All three estimators share the same argument signature and return a KPEResult dataclass.

kpe()

Inputs. X is an (n, d) covariate matrix. A is a length-n integer vector of observed actions in {0, ..., K-1}. Y is a length-n numeric vector of observed outcomes. propensity is a scalar, length-n vector, or (n, K) matrix giving p(A | X) for the observed action; it is required when is_rct=True (the default) and ignored when is_rct=False (the propensity is then fit on the nuisance folds). Additional keyword arguments include n_shuffles, n_folds, n_nuisance_folds, is_rct, contextual_policy, best_arm, reward_model, propensity_model, policy_features, n_jobs, random_state, and verbose.

Output. A KPEResult object.

Computation. The K-Fold Personalization Estimator of Li and Brunskill (2026), in the two-fold shared-nuisance variant: for each of n_shuffles random partitions of the data into n_folds folds, all nuisances — the reward model, contextual policy, best-arm learner, and (when is_rct=False) the propensity — are fit on a shared set of n_nuisance_folds folds, and the AIPW influence function of Eq. S17 is evaluated on the held-out block of the remaining n_folds - n_nuisance_folds folds. The blocks tile the folds without overlap, so each sample is evaluated exactly once per shuffle. The default n_nuisance_folds = n_folds - 1 gives leave-one-fold-out: with n_folds = 6, every nuisance is fit on 5/6 of the data and evaluated on the held-out 1/6, rotated six times. The Algorithm-1 variance decomposition combines the per-shuffle (psi_hat, sigma_hat) pairs into a point estimate, standard error, one-sided upper-tail t-test p-value, and 95% Wald confidence interval.

train_eval()

Inputs. Same signature as kpe(). The n_folds argument is accepted for symmetry and is ignored.
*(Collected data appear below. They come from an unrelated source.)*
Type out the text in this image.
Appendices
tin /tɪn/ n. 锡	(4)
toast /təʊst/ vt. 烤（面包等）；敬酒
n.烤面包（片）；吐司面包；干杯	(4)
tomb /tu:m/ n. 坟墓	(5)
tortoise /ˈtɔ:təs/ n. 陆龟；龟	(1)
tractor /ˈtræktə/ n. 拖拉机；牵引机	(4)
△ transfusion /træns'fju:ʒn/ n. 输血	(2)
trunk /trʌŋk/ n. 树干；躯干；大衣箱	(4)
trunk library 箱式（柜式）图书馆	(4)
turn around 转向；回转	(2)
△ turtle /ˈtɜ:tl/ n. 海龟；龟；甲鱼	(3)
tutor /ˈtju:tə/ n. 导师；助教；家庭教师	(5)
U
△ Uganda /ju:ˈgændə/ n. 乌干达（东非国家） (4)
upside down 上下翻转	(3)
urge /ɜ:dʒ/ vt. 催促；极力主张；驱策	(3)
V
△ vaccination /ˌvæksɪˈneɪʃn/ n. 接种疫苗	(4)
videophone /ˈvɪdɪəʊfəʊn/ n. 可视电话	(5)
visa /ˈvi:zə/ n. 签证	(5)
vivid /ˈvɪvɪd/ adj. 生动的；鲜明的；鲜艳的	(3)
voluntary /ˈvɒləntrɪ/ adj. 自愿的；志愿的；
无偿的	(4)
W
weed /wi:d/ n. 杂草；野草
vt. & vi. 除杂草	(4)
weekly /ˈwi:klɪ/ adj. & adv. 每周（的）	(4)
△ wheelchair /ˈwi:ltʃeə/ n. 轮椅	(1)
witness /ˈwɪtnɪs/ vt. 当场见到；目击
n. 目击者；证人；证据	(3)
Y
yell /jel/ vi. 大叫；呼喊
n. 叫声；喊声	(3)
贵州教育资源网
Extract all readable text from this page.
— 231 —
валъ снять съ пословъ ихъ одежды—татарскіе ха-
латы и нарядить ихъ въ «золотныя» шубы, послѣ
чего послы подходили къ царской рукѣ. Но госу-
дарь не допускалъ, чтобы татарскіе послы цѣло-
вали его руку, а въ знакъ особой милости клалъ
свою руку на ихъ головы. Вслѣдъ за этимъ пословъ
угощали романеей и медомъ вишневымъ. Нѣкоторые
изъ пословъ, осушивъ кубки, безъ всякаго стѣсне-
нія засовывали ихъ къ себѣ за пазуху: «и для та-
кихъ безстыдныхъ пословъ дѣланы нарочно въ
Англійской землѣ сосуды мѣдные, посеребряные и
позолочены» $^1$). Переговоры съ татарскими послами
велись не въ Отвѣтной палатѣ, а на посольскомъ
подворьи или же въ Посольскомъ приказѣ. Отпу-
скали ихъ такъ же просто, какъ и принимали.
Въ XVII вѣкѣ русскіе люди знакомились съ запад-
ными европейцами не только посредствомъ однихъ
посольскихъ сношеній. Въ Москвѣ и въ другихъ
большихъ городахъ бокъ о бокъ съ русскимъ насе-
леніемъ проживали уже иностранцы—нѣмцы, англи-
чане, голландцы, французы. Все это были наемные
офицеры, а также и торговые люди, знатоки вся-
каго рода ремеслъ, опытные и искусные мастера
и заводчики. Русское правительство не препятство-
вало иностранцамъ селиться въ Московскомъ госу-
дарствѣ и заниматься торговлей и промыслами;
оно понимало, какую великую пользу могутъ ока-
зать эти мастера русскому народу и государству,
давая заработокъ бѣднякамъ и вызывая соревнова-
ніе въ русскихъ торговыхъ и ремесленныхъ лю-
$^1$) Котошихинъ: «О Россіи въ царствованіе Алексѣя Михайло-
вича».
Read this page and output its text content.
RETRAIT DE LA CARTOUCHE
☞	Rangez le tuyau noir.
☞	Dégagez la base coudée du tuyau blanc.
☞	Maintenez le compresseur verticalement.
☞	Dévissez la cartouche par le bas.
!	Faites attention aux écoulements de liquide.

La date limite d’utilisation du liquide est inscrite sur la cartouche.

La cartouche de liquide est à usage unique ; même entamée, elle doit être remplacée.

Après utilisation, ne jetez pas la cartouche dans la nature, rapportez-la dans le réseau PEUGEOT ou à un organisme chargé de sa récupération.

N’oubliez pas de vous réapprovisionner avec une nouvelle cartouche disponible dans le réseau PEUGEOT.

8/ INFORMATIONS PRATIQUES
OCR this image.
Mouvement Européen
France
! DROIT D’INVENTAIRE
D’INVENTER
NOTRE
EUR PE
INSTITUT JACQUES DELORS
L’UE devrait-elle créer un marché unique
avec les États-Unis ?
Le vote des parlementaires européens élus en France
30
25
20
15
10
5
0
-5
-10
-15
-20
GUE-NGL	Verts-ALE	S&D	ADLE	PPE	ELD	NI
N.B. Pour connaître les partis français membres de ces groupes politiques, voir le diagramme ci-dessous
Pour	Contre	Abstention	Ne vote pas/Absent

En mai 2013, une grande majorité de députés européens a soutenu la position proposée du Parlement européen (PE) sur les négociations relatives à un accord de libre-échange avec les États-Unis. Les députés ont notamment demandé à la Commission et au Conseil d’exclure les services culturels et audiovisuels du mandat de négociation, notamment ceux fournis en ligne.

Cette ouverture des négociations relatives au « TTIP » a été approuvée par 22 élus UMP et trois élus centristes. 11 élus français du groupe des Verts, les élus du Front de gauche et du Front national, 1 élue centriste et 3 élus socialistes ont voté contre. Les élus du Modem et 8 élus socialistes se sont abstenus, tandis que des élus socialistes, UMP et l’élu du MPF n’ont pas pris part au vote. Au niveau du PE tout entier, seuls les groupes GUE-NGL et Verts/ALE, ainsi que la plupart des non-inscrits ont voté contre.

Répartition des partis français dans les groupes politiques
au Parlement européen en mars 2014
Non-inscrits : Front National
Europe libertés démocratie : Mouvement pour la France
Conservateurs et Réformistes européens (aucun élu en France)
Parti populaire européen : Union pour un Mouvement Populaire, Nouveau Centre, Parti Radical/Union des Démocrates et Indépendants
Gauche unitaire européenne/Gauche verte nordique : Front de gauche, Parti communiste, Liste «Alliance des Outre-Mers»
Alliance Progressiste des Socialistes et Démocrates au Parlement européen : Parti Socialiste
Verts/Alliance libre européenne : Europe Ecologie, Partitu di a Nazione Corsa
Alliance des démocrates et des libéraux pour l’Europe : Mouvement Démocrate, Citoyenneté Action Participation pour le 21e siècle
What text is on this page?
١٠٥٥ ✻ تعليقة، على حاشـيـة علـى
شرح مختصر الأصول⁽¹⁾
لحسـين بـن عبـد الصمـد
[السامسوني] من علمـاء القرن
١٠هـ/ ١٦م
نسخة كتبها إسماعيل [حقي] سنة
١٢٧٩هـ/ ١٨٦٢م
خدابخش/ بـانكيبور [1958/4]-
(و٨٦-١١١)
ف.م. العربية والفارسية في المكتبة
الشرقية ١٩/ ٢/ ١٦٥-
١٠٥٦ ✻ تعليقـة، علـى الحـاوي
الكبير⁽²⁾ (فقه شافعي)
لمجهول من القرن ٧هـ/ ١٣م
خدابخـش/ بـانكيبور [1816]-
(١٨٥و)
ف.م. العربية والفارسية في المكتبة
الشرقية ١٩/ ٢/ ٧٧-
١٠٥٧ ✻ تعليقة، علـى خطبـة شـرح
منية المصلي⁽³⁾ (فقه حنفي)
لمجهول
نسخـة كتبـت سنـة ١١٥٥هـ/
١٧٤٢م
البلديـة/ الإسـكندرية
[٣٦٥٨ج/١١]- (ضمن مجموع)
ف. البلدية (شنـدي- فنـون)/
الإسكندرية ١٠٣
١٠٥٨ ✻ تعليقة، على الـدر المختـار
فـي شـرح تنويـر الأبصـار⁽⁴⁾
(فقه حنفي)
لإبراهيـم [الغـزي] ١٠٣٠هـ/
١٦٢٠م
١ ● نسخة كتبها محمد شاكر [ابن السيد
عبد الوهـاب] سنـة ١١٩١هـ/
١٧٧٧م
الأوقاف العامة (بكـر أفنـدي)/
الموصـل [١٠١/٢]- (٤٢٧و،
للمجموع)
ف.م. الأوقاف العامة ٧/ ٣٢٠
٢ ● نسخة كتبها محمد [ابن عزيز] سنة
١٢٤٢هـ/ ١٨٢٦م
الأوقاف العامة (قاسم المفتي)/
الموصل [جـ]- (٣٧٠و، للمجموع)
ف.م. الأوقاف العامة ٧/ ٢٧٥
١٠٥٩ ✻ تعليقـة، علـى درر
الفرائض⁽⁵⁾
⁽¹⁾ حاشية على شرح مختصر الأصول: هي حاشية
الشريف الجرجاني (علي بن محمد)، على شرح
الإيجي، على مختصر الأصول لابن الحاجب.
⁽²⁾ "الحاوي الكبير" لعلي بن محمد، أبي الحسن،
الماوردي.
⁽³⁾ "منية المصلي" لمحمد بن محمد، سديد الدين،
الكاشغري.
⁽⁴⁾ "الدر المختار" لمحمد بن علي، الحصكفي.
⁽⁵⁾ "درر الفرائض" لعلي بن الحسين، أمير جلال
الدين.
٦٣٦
Output. A KPEResult object. policy_stability and overall_stability are returned as NaN because each shuffle evaluates a different randomly-chosen held-out half, so per-sample policy agreement across shuffles is not well-defined.

Computation. On each of n_shuffles random 50/50 splits of the data, the reward, contextual-policy, and best-arm learners are estimated on one half and the AIPW influence function of Eq. S17 is evaluated on the other half. The Algorithm-1 variance decomposition is applied to the per-shuffle (psi_hat, sigma_hat) pairs using n / 2 as the effective sample size for the t-test denominator.

papd()

Inputs. Same signature as kpe(). The n_folds and reward_model arguments are accepted for symmetry and are ignored; papd() always uses 3 folds and does not fit a reward model.

Output. A KPEResult object.

Computation. Implementation of the Population Average Prescriptive Difference of Imai and Li (2023), specialized to the case where one policy class is restricted to providing a single best arm for all individuals, as described in Li and Brunskill (2026, Eq. S18). On each of n_shuffles random 3-fold partitions, the contextual policy and best-arm learner are trained on two folds and the test-fold-centered inverse-propensity statistic

\[ \psi_i = \frac{\mathbf{1}\{A_i = \pi(X_i),\; \pi_0 \neq \pi(X_i)\} - \mathbf{1}\{A_i = \pi_0,\; \pi_0 \neq \pi(X_i)\}} {p(A_i \mid X_i)}\,\bigl(Y_i - \bar Y_{\text{test}}\bigr) \]

is computed on the held-out fold. The Algorithm-1 variance decomposition is applied to the per-shuffle (psi_hat, sigma_hat) pairs.

Sibling R package

An R implementation with matching argument names and return fields is available at StanfordAI4HI/kpe-r (documentation: https://stanfordai4hi.github.io/kpe-r/).

Citation

Li, Z. and Brunskill, E. (2026). A Statistical Test for the Benefits of Personalizing Interventions.

License

kpe-py is released under the MIT License — provided "as is", without warranty of any kind; the authors are not liable for any claim or damages.